11. Pertemuan: Awal dari Pertempuran

46 27 15
                                    

Dendam yang lalu bisa saja membangkitkan dendam-dendam yang baru. Jika tidak bisa melupakan dendam, setidaknya coba ingat, hatimu butuh ruang yang tenang.

...

"Tadi awalnya kamu ada di mana?" Tanya Ardiaz pada anak kecil yang ia gandeng tangannya itu.

"Tadi aku main mancing-mancingan di sana," tunjuk Angga. Ardiaz kemudian mengikuti kemana arah jari Angga mengarah.

Ardiaz mengantar Angga ke tempat awal sebelum anak itu tersesat. Namun, setelah sampai di sana Shania tidak terlihat. Angga pikir, Shania pasti sedang mencari Angga dan sangat khawatir.

Ardiaz mengeluarkan ponselnya berniat menelepon Shania. Namun, nahas sekali karena baterai ponselnya sudah terkuras habis sampai-sampai tidak mau menyala. Ardiaz menyesal karena lupa mengecek baterai ponselnya sebelum pergi tadi. Sekarang saat dibutuhkan, benda pipih itu malah sangat tidak membantu.

"Kak Ardi, itu Kakak Shania ada di sana, Kakaaaaak!!!" Angga menarik-narik baju Ardiaz untuk mendapatkan atensinya, selanjutnya ia berusaha sekencang mungkin memanggil kakaknya. Ya, suara cempreng khas Angga mampu membuat banyak orang mengalihkan pandangan pada dirinya.

Sementara seseorang yang merasa terpanggil itu langsung saja berlari mendekati Angga. "Angga! Kamu nggak kenapa-napa 'kan? Maafin Kakak nggak bisa jagain Angga, ya?"

Shania dengan otomatis langsung mendekap adiknya itu. Ia mengecek kepala, tangan, dan kaki adiknya, takutnya ada yang lecet di sana.

"Angga nggak papa kok, soalnya ada Kak Ardi," jelas Angga yang membuat Shania mengernyit, siapa yang Angga sebut? Ardi?

Shania langsung melihat ke belakang Angga. Di sana, seseorang dengan setelan kaos hitam dan celana jin tengah berdiri menatap dirinya. Wajahnya menampilkan senyuman ketika manik mata mereka membuat satu titik temu. Shania benar-benar merasa lega dan entahlah, ia merasa bahagia sekali melihat Ardiaz berada di depannya.

"Ardi? Makasih banget udah nolongin Angga, kalau nggak ada lo gue nggak tau apa yang bakal terjadi,"

"Lo ngomong apa, sih? Ini semua udah direncanain kali sama Yang Mahakuasa," jawab Ardiaz santai, semoga dengan sikapnya yang santai mampu menularkan perasaan santai dan tenang juga pada Shania.

Sekarang Shania sudah mampu tersenyum setelah mendengar jawaban Ardiaz. Entah mengapa, kejadian-kejadian yang seperti ini selalu mempertemukan mereka berdua. Sepertinya teori bahwa mereka diciptakan untuk saling membantu dalam keadaan apapun adalah hal yang tepat.
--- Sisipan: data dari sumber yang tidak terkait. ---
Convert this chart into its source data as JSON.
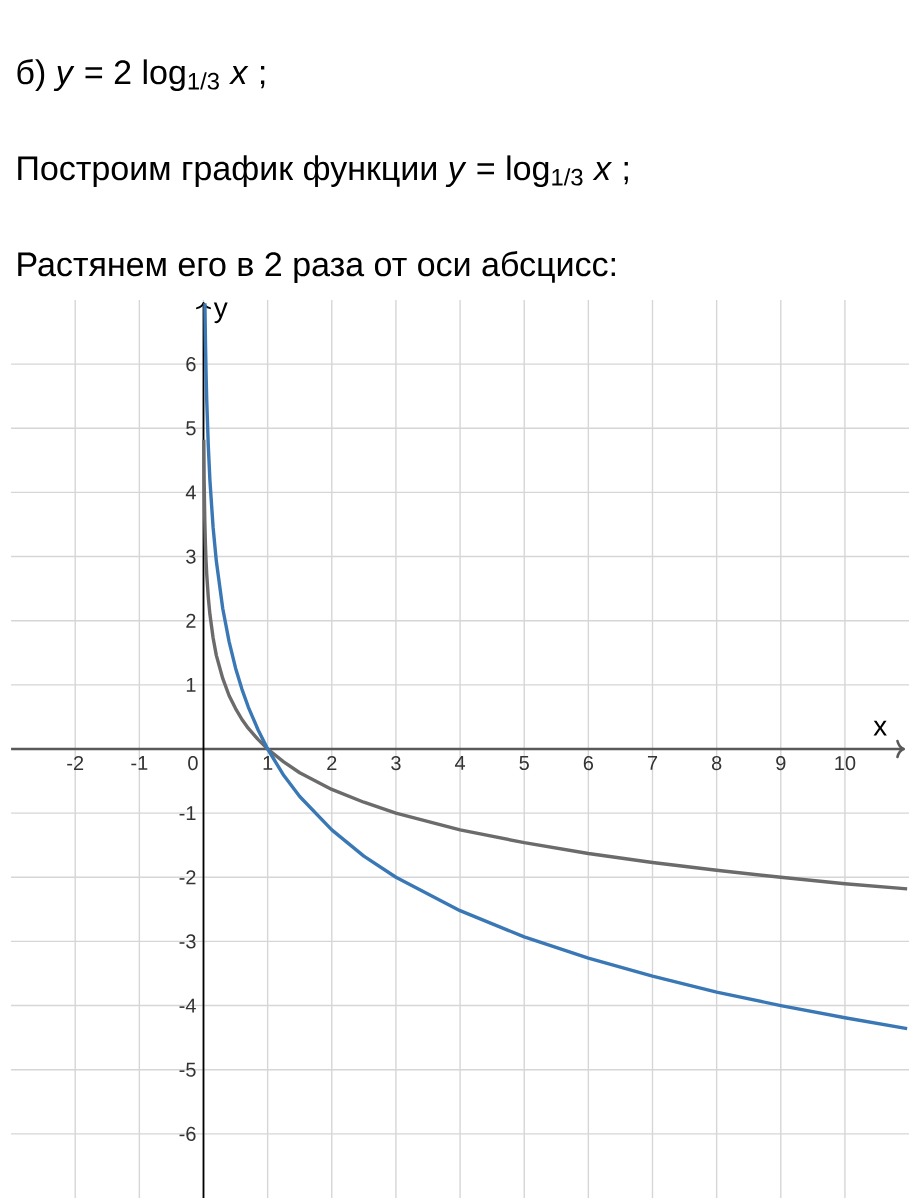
{
  "chart_data": {
    "type": "line",
    "title": "б) *y* = 2 log$_{1/3}$ *x* ;",
    "subtitle": "Построим график функции *y* = log$_{1/3}$ *x* ;",
    "annotations": [
      "Растянем его в 2 раза от оси абсцисс:"
    ],
    "xlabel": "x",
    "ylabel": "y",
    "xlim": [
      -3,
      11
    ],
    "ylim": [
      -7,
      7
    ],
    "xticks": [
      -2,
      -1,
      0,
      1,
      2,
      3,
      4,
      5,
      6,
      7,
      8,
      9,
      10
    ],
    "yticks": [
      -6,
      -5,
      -4,
      -3,
      -2,
      -1,
      1,
      2,
      3,
      4,
      5,
      6
    ],
    "grid": true,
    "marker": "none",
    "line_style": "solid",
    "series": [
      {
        "color": "#6b6b6b",
        "x": [
          0.005,
          0.01,
          0.02,
          0.03,
          0.04,
          0.05,
          0.075,
          0.1,
          0.15,
          0.2,
          0.3,
          0.4,
          0.5,
          0.6,
          0.7,
          0.85,
          1,
          1.25,
          1.5,
          2,
          2.5,
          3,
          4,
          5,
          6,
          7,
          8,
          9,
          10,
          10.97
        ],
        "values": [
          4.82,
          4.19,
          3.56,
          3.19,
          2.93,
          2.73,
          2.36,
          2.1,
          1.73,
          1.46,
          1.1,
          0.83,
          0.63,
          0.46,
          0.32,
          0.15,
          0,
          -0.2,
          -0.37,
          -0.63,
          -0.83,
          -1,
          -1.26,
          -1.46,
          -1.63,
          -1.77,
          -1.89,
          -2,
          -2.1,
          -2.18
        ]
      },
      {
        "color": "#3a78b5",
        "x": [
          0.022,
          0.03,
          0.04,
          0.05,
          0.075,
          0.1,
          0.15,
          0.2,
          0.3,
          0.4,
          0.5,
          0.6,
          0.7,
          0.85,
          1,
          1.25,
          1.5,
          2,
          2.5,
          3,
          4,
          5,
          6,
          7,
          8,
          9,
          10,
          10.97
        ],
        "values": [
          6.95,
          6.38,
          5.86,
          5.45,
          4.72,
          4.19,
          3.45,
          2.93,
          2.19,
          1.67,
          1.26,
          0.93,
          0.65,
          0.3,
          0,
          -0.41,
          -0.74,
          -1.26,
          -1.67,
          -2,
          -2.52,
          -2.93,
          -3.26,
          -3.54,
          -3.79,
          -4,
          -4.19,
          -4.36
        ]
      }
    ]
  }
}
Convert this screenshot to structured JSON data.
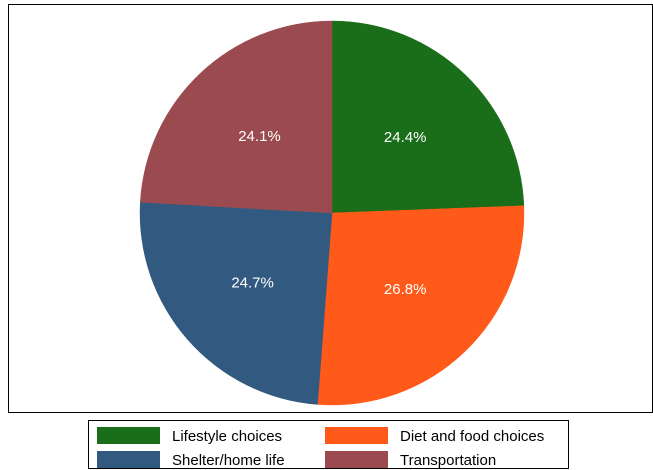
{
  "chart_data": {
    "type": "pie",
    "title": "",
    "start_angle_deg": 0,
    "direction": "clockwise",
    "legend_position": "bottom",
    "legend_columns": 2,
    "label_color": "#ffffff",
    "slices": [
      {
        "label": "Lifestyle choices",
        "value": 24.4,
        "display": "24.4%",
        "color": "#1a6e1a"
      },
      {
        "label": "Diet and food choices",
        "value": 26.8,
        "display": "26.8%",
        "color": "#ff5a19"
      },
      {
        "label": "Shelter/home life",
        "value": 24.7,
        "display": "24.7%",
        "color": "#325a80"
      },
      {
        "label": "Transportation",
        "value": 24.1,
        "display": "24.1%",
        "color": "#9b4b4f"
      }
    ]
  }
}
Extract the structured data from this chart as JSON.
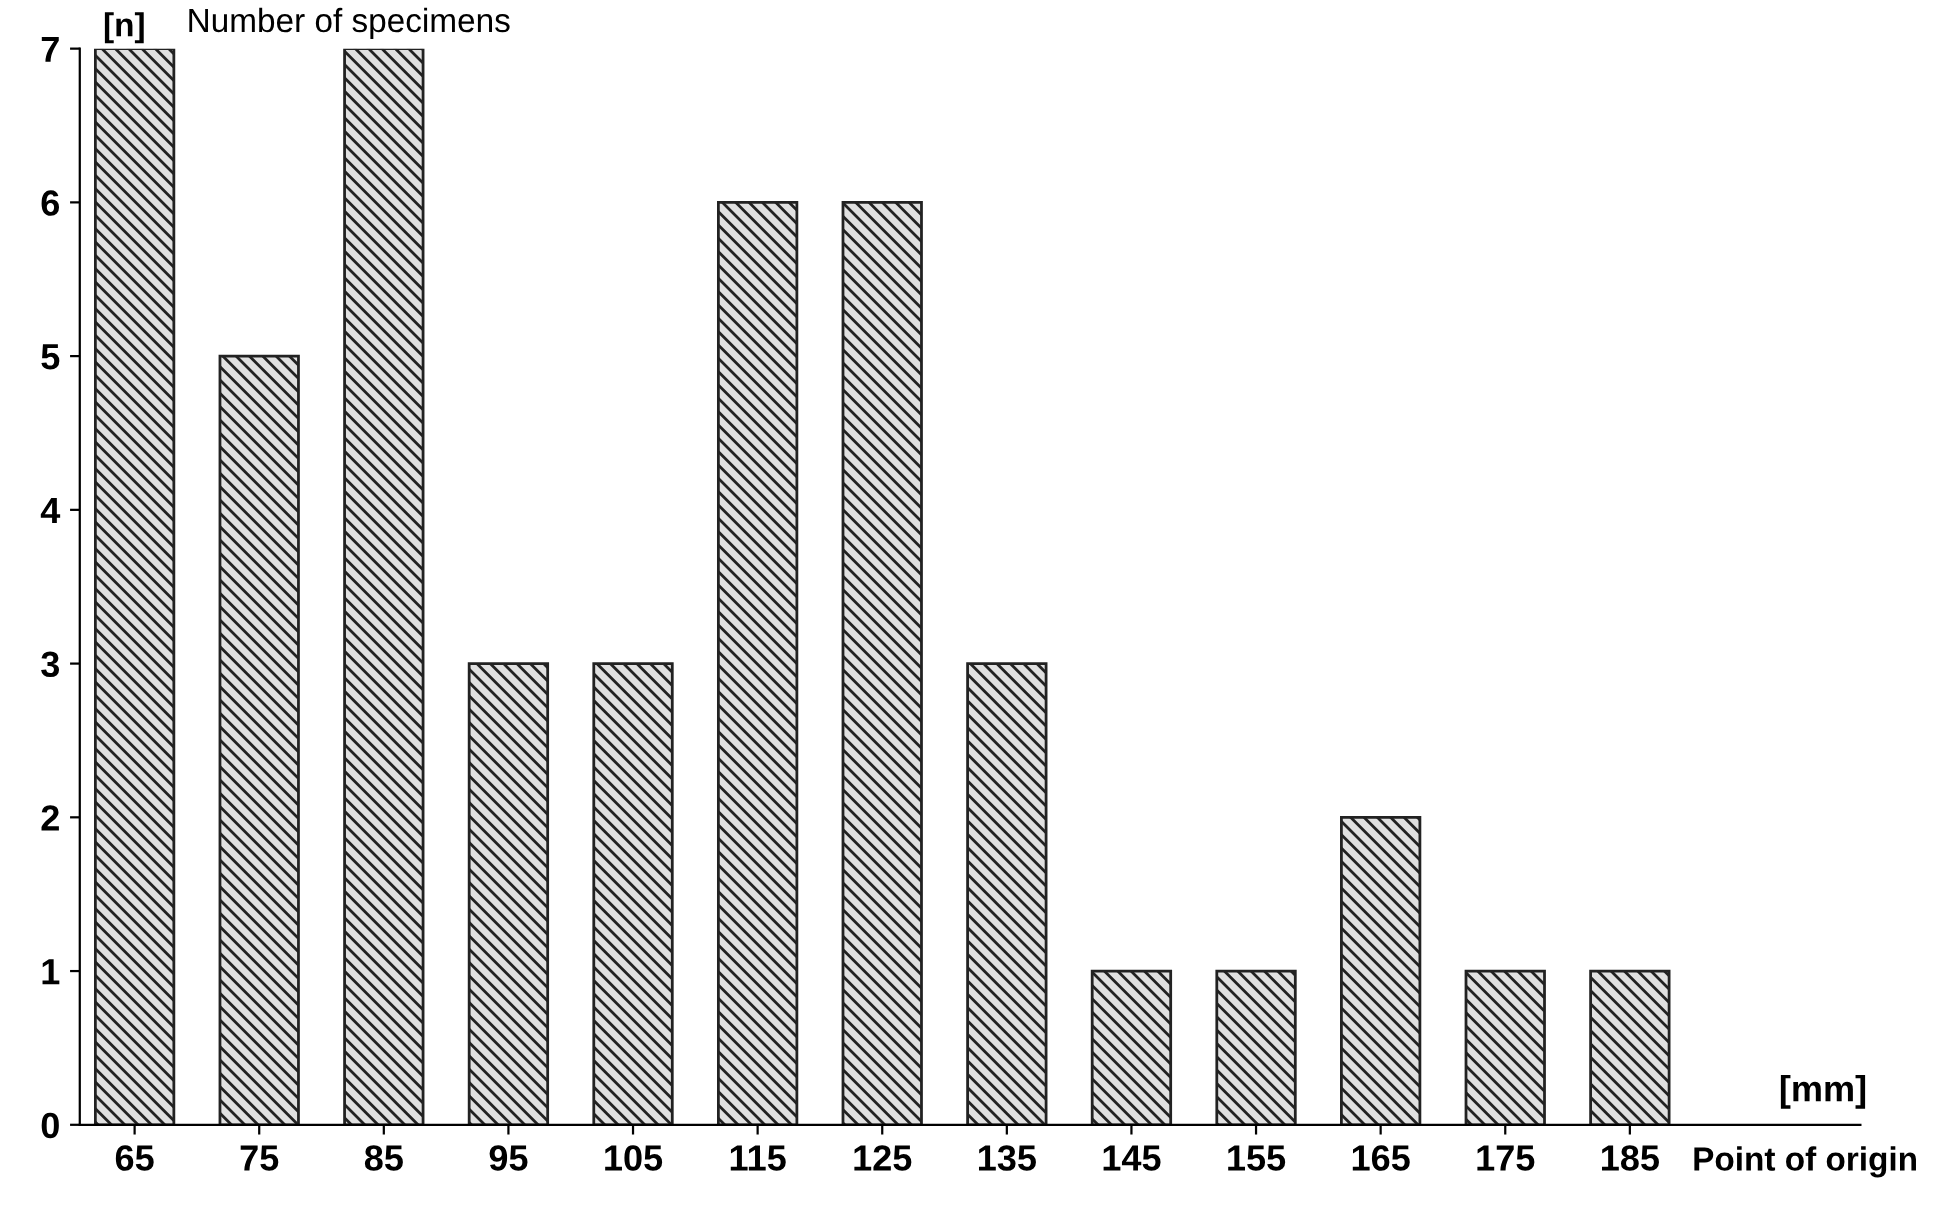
{
  "chart_data": {
    "type": "bar",
    "title": "Number of specimens",
    "ylabel": "[n]",
    "xlabel": "Point of origin",
    "annotations": [
      "[mm]"
    ],
    "categories": [
      "65",
      "75",
      "85",
      "95",
      "105",
      "115",
      "125",
      "135",
      "145",
      "155",
      "165",
      "175",
      "185"
    ],
    "values": [
      7,
      5,
      7,
      3,
      3,
      6,
      6,
      3,
      1,
      1,
      2,
      1,
      1
    ],
    "color": "#222222",
    "ylim": [
      0,
      7
    ],
    "yticks": [
      0,
      1,
      2,
      3,
      4,
      5,
      6,
      7
    ],
    "grid": false,
    "legend": false
  }
}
"Kak Ardi, ini jaketnya, makasih udah pinjamin ke Angga, sekarang udah nggak dingin," Angga menyerahkan jaket yang dipinjamkan Ardiaz padanya tadi. Shania yang melihat Angga menyerahkan jaket itu pada Ardiaz baru tersadar kalau sedari tadi adiknya itu memakai jaket. Karena terlalu khawatir, fokus Shania hanya pada Angga saja.

"Angga! Kamu kemana aja tadi? Ada yang luka nggak? Kakak tuh khawatir banget pas tau kamu nggak ada di deket Kakak tadi, lain kali kamu jangan ngulangin lagi, ya?" Reyhan tiba-tiba datang dan langsung memeluk Angga.

Sementara Shania masih menampilkan raut muka kesal ketika Reyhan datang. Ia pikir Reyhan akan menyesali perbuatannya dan meminta maaf atas keteledorannya. Ternyata Reyhan bersikap seolah ini bukan kesalahannya, Waw.

"Angga nggak papa, soalnya ada Kak Ardi yang nolongin," ujar Angga sembari menunjuk Ardiaz.

Ardiaz sedari tadi memerhatikan Reyhan, ia berusaha melihat wajahnya meskipun cahaya di sini tidak cukup menerangi. Ardiaz sedikit mengernyit, ia seperti pernah melihat Reyhan sebelumnya, setelah ia lebih memperjelas pandangannya...tetap saja ia belum bisa menebak seseorang itu siapa. Ya, tentu saja, ia tidak memakai kacamata minusnya saat ini.